Write a function in R that takes two arguments: a time series (\(y\)) vector and a vector (\(k\)) specifying a set of lags. The output for this function is the autocorrelation of \(y\) for each lag in \(k\), using the formula in Autocorrelation. Compare the output of your function to the output from (acf(y)).

# simulated data to test function
y = arima.sim(n = 10, model = list(ar = c(.1,.2)))

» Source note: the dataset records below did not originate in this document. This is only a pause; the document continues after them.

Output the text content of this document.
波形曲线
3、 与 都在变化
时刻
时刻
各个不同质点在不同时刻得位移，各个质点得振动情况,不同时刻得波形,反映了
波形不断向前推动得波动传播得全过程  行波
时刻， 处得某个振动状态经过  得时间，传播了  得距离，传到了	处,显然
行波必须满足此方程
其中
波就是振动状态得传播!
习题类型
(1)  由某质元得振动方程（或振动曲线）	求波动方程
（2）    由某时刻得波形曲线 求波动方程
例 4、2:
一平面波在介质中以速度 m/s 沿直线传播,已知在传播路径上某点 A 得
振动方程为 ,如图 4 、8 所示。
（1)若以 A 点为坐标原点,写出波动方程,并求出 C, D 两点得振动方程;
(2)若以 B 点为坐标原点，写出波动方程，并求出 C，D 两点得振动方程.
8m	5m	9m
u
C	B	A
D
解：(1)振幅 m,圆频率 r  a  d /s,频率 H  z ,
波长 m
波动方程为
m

acf_fun = function(y, k) {
  
  mean_y = mean(y)
  gamma_0 = sum((y - mean_y) ^ 2)
  
  # compute autocovariance for each lag in k
  sapply(k, function(ki) {
    v1 = as.numeric(window(y, end = length(y) - ki))  # ends 'early'
    v2 = as.numeric(window(y, start = ki + 1))       # starts 'late'
    
    gamma_k = sum((v1 - mean_y) * (v2 - mean_y))
    
    return(gamma_k / gamma_0)
  })
}

print ( acf_fun(y,c(1:5)) )

## [1] -0.02955049  0.07644815 -0.10432208  0.22030633 -0.27448442

print ( (acf(y, plot = F))$acf[2:6] )

## [1] -0.02955049  0.07644815 -0.10432208  0.22030633 -0.27448442

Simulate data from the following model: \(x_t = a + \phi x_{t-1} + w_t\), in which \(w_t \sim N(0,\sigma^2)\). You can choose the value for parameters: \(\phi, \sigma^2, a\). Report which values you chose and make a plot of the theoretical versus observed autocorrelation function for a simulation with length \(T=100\) and a simulation with length \(T=10,000\).